Today's heavy silicon panels are effective, but they can also be expensive and unwieldy. Searching for alternatives, William Dichtel, assistant professor of chemistry and chemical biology, and Eric L. Spitler, a National Science Foundation American Competitiveness in Chemistry Postdoctoral Fellow at Cornell, employed a strategy that uses organic dye molecules assembled into a structure known as a covalent organic framework (COF). Organic materials have long been recognized as having potential to create thin, flexible and low-cost photovoltaic devices, but it has been proven difficult to organize their component molecules reliably into ordered structures likely to maximize device performance.
"We had to develop a completely new way of making the materials in general," Dichtel said. The strategy uses a simple acid catalyst and relatively stable molecules called protected catechols to assemble key organic molecules into a neatly ordered two-dimensional sheet. These sheets stack on top of one another to form a lattice that provides pathways for charge to move through the material.
The reaction is also reversible, allowing for errors in the process to be undone and corrected. "The whole system is constantly forming wrong structures alongside the correct one," Dichtel said, "but the correct structure is the most stable, so eventually, the more perfect structures end up dominating." The result is a structure with high surface area that maintains its precise and predictable molecular ordering over large areas.
The researchers used x-ray diffraction to confirm the material's molecular structure and surface area measurements to determine its porosity.
At the core of the framework are molecules called phthalocyanines, a class of common industrial dyes used in products from blue jeans to ink pens. Phthalocyanines are also closely related in structure to chlorophyll, the compound in plants that absorbs sunlight for photosynthesis. The compounds absorb almost the entire solar spectrum – a rare property for a single organic material.
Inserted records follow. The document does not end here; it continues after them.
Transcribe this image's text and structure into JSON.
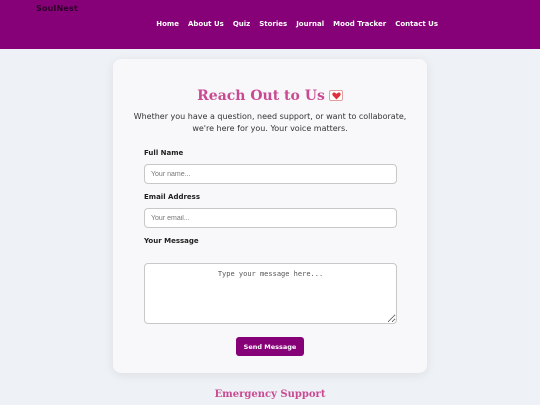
{
  "header": {
    "logo": "SoulNest",
    "nav": [
      {
        "label": "Home"
      },
      {
        "label": "About Us"
      },
      {
        "label": "Quiz"
      },
      {
        "label": "Stories"
      },
      {
        "label": "Journal"
      },
      {
        "label": "Mood Tracker"
      },
      {
        "label": "Contact Us"
      }
    ]
  },
  "contact": {
    "title": "Reach Out to Us",
    "title_icon": "love-letter-icon",
    "intro": "Whether you have a question, need support, or want to collaborate, we're here for you. Your voice matters.",
    "name_label": "Full Name",
    "name_placeholder": "Your name...",
    "email_label": "Email Address",
    "email_placeholder": "Your email...",
    "message_label": "Your Message",
    "message_placeholder": "Type your message here...",
    "send_label": "Send Message"
  },
  "emergency": {
    "title": "Emergency Support"
  },
  "colors": {
    "brand": "#860078",
    "accent_pink": "#c94a92",
    "background": "#eef1f5"
  }
}
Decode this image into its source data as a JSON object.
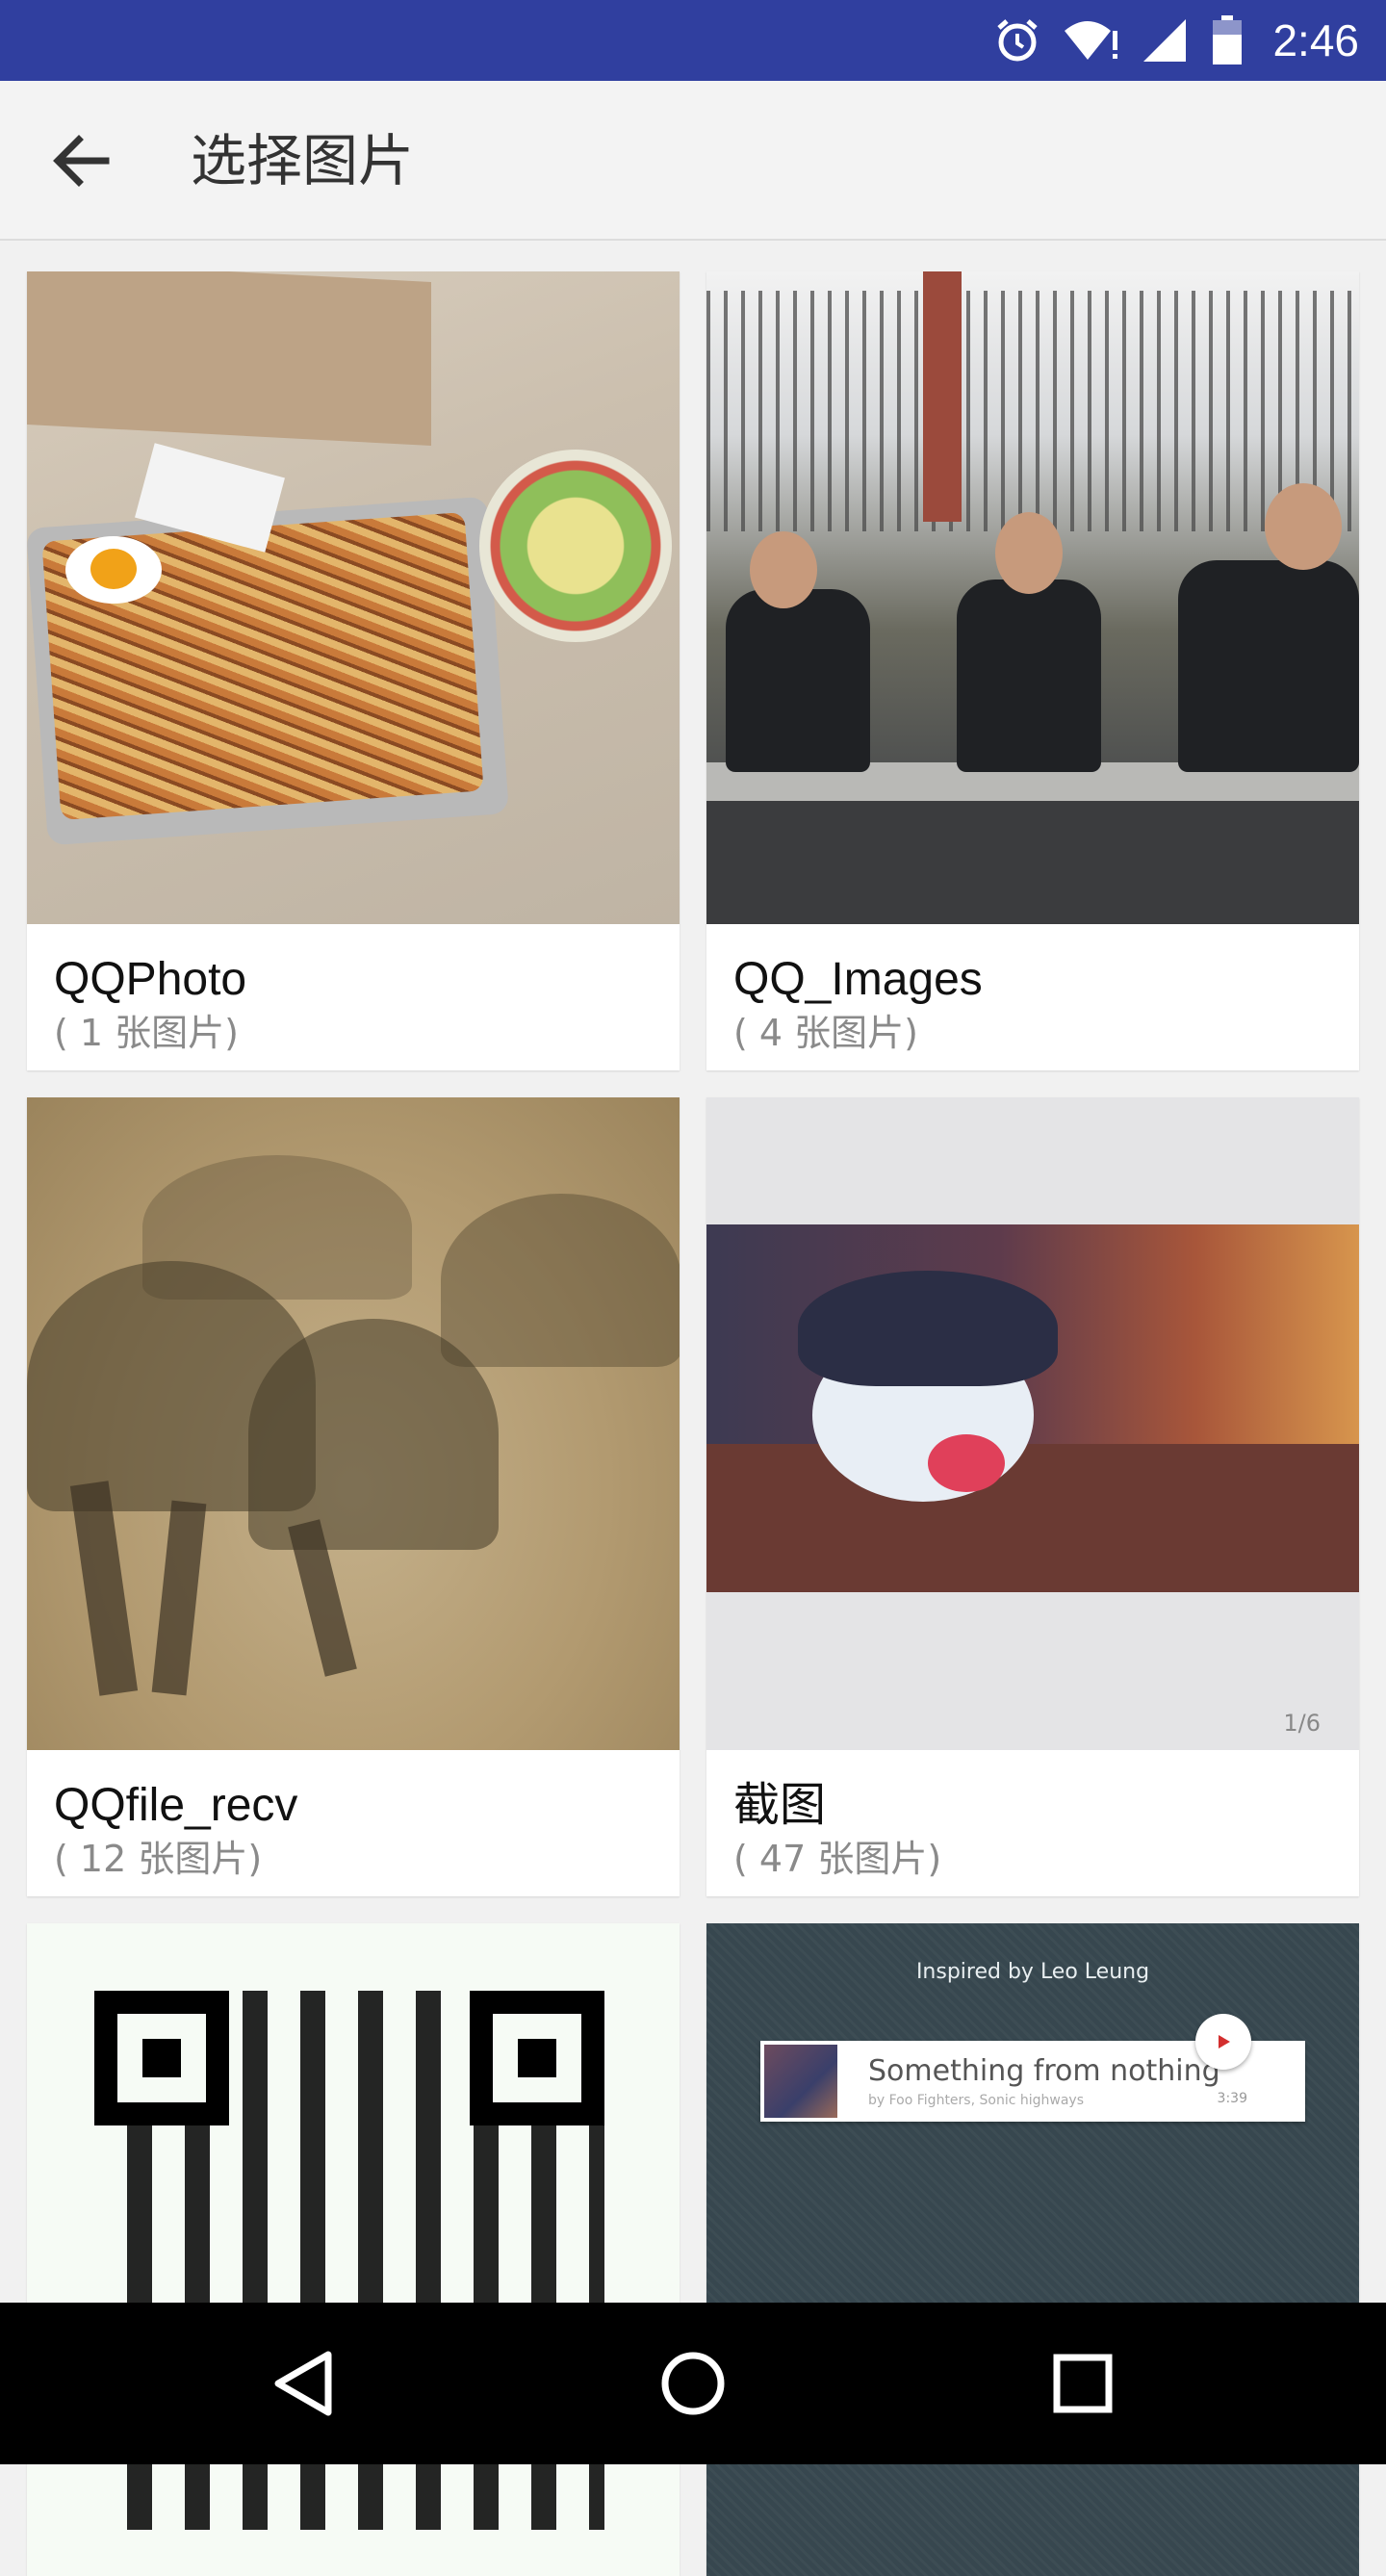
{
  "status_bar": {
    "time": "2:46",
    "background": "#303f9f",
    "icons": [
      "alarm-icon",
      "wifi-alert-icon",
      "signal-icon",
      "battery-icon"
    ]
  },
  "app_bar": {
    "title": "选择图片",
    "back_icon": "arrow-back-icon"
  },
  "albums": [
    {
      "name": "QQPhoto",
      "count": "( 1 张图片)"
    },
    {
      "name": "QQ_Images",
      "count": "( 4 张图片)"
    },
    {
      "name": "QQfile_recv",
      "count": "( 12 张图片)"
    },
    {
      "name": "截图",
      "count": "( 47 张图片)",
      "page_indicator": "1/6"
    },
    {
      "name": "",
      "count": ""
    },
    {
      "name": "",
      "count": "",
      "preview": {
        "inspired": "Inspired by Leo Leung",
        "song": "Something from nothing",
        "artist": "by Foo Fighters, Sonic highways",
        "duration": "3:39"
      }
    }
  ],
  "nav_bar": {
    "icons": [
      "back-triangle-icon",
      "home-circle-icon",
      "recents-square-icon"
    ]
  }
}
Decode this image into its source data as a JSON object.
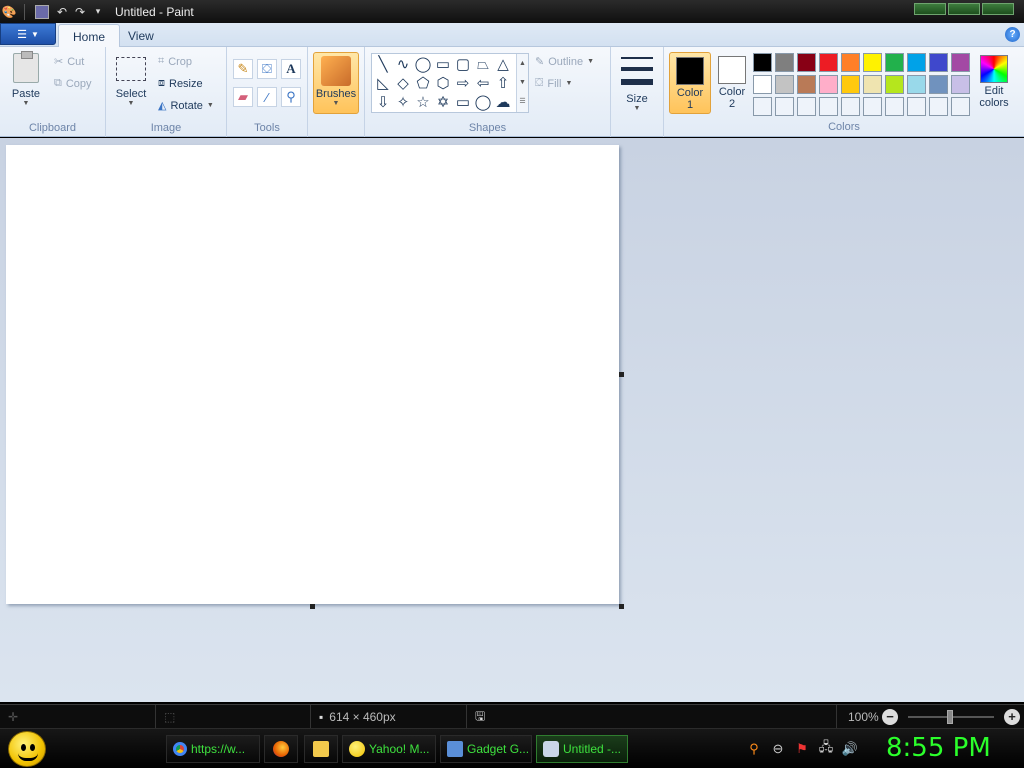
{
  "window": {
    "title": "Untitled - Paint",
    "quick_access": [
      "save-icon",
      "undo-icon",
      "redo-icon",
      "customize-icon"
    ]
  },
  "ribbon": {
    "tabs": [
      {
        "label": "Home",
        "active": true
      },
      {
        "label": "View",
        "active": false
      }
    ],
    "clipboard": {
      "label": "Clipboard",
      "paste": "Paste",
      "cut": "Cut",
      "copy": "Copy"
    },
    "image": {
      "label": "Image",
      "select": "Select",
      "crop": "Crop",
      "resize": "Resize",
      "rotate": "Rotate"
    },
    "tools": {
      "label": "Tools",
      "items": [
        "pencil-icon",
        "fill-icon",
        "text-icon",
        "eraser-icon",
        "color-picker-icon",
        "magnifier-icon"
      ]
    },
    "brushes": {
      "label": "Brushes"
    },
    "shapes": {
      "label": "Shapes",
      "outline": "Outline",
      "fill": "Fill"
    },
    "size": {
      "label": "Size"
    },
    "colors": {
      "label": "Colors",
      "color1_label_line1": "Color",
      "color1_label_line2": "1",
      "color2_label_line1": "Color",
      "color2_label_line2": "2",
      "color1_value": "#000000",
      "color2_value": "#ffffff",
      "edit_line1": "Edit",
      "edit_line2": "colors",
      "palette": [
        "#000000",
        "#7f7f7f",
        "#880015",
        "#ed1c24",
        "#ff7f27",
        "#fff200",
        "#22b14c",
        "#00a2e8",
        "#3f48cc",
        "#a349a4",
        "#ffffff",
        "#c3c3c3",
        "#b97a57",
        "#ffaec9",
        "#ffc90e",
        "#efe4b0",
        "#b5e61d",
        "#99d9ea",
        "#7092be",
        "#c8bfe7",
        "#eef3fa",
        "#eef3fa",
        "#eef3fa",
        "#eef3fa",
        "#eef3fa",
        "#eef3fa",
        "#eef3fa",
        "#eef3fa",
        "#eef3fa",
        "#eef3fa"
      ]
    }
  },
  "statusbar": {
    "dimensions": "614 × 460px",
    "zoom": "100%"
  },
  "taskbar": {
    "tasks": [
      {
        "label": "https://w...",
        "icon": "chrome-icon",
        "color": "#4a8af4"
      },
      {
        "label": "",
        "icon": "firefox-icon",
        "color": "#e66000"
      },
      {
        "label": "",
        "icon": "folder-icon",
        "color": "#f2c94c"
      },
      {
        "label": "Yahoo! M...",
        "icon": "yahoo-messenger-icon",
        "color": "#f5c400"
      },
      {
        "label": "Gadget G...",
        "icon": "gadget-icon",
        "color": "#5a8fd8"
      },
      {
        "label": "Untitled -...",
        "icon": "paint-icon",
        "color": "#c9d6e8",
        "active": true
      }
    ],
    "clock": "8:55 PM"
  }
}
"For most organic materials used for electronics, there's a combination of some design to get the materials to perform well enough, and there's a little bit of an element of luck," Dichtel said. "We're trying to remove as much of that element of luck as we can."
The structure by itself is not a solar cell yet, but it is a model that will significantly broaden the scope of materials that can be used in COFs, Dichtel said. "We also hope to take advantage of their structural precision to answer fundamental scientific questions about moving electrons through organic materials."
Once the framework is assembled, the pores between the molecular latticework could potentially be filled with another organic material to form a light, flexible, highly efficient and easy-to-manufacture solar cell. The next step is to begin testing ways of filling in the gaps with complementary molecules.